In part compensating for the tiny historic district are the neighborhood’s several individually designated landmarks. For example, at Clinton and Carroll streets stands a gorgeous house from 1840.
That’s very early for this area, which didn’t take off until the Hamilton Avenue Ferry opened in 1846. A man named John Rankin built his country house in the Greek Revival style. When we think of Greek Revival mansions we may think of Southern plantation houses with colonnaded porches. But here there’s no air of mint juleps on the veranda. Rather, the ascetic forms we once erroneously ascribed to the ancient Greeks (who in fact loved exuberant ornamentation and coloration) express a mercantile austerity.
But as Mies van der Rohe, the architect of the Seagram Building, said, “God is in the details”: the granite pilasters and front stairs, the granite sills and lintels, the subtle modulations of the brick façade, the iron railings. It’s perfection, and has been exceptionally well-maintained as the F.G. Guido Funeral Home.
Lacking landmark protection and having become a red-hot real estate market, Carroll Gardens (a name that came into use in 1965 or 1966, supplanting “South Brooklyn” and “Red Hook”; many a neighborhood old-timer still calls the area by those names) has attracted the attention of developers. The International Longshoremen’s Association Medical Center on Court and Union streets was recently razed for a new condo project by the Clarett Group and the architects Rogers Marvel. (The building directly across Court Street once housed the office of Anthony Anastasio, the longshoremen’s union boss who inspired the Lee J. Cobb character in “On the Waterfront.”)
Another projected new development is on Smith Street at 2nd Place, where the developer William Stein is teaming up with the architects KSQ.

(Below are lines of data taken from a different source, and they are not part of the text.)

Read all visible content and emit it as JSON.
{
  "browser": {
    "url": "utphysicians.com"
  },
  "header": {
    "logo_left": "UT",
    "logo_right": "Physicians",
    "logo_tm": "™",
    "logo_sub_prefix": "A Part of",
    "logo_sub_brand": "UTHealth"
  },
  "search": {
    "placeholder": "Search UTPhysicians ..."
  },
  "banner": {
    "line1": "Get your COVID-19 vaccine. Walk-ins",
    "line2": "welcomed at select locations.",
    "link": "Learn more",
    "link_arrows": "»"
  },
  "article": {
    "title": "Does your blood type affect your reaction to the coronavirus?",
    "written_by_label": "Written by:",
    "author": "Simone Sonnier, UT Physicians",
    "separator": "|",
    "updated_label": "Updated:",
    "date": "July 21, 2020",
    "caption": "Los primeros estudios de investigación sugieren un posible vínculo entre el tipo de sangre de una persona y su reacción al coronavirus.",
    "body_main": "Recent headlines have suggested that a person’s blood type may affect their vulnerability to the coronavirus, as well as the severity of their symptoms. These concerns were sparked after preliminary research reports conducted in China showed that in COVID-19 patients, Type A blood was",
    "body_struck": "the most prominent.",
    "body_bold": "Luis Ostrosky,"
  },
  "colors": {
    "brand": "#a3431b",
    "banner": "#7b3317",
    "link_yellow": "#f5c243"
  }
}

On July 23, the City Council unanimously passed a zoning amendment that will profoundly affect the garden blocks of Carroll Gardens. These blocks had been zoned as wide streets — because the deep front yards were bizarrely counted as part of the street width. In fact, the streets are quite narrow, and the zoning change acknowledges as much, limiting new construction on these blocks to 55 feet in height.
This zoning change affects the Stein project, which is slated for 70 feet. It appears the construction was not sufficiently along to be grandfathered under the old zoning. The Clarett project is unaffected by the zoning change.
In addition, many residents support a general downzoning for the neighborhood as a whole, as well as an extension of the historic district boundaries.
Carroll Gardens has evolved beautifully — organically, unpretentiously, adding Virgin Mary shrines to the front yards of brownstones built for the Puritans moving down from Brooklyn Heights. Here the unlikeliest things, from the vivid storefront of Esposito’s pork store on Court Street to International Style longshoremen’s-union buildings, seem to fit — across 170 years. May it be so for another 170 and more.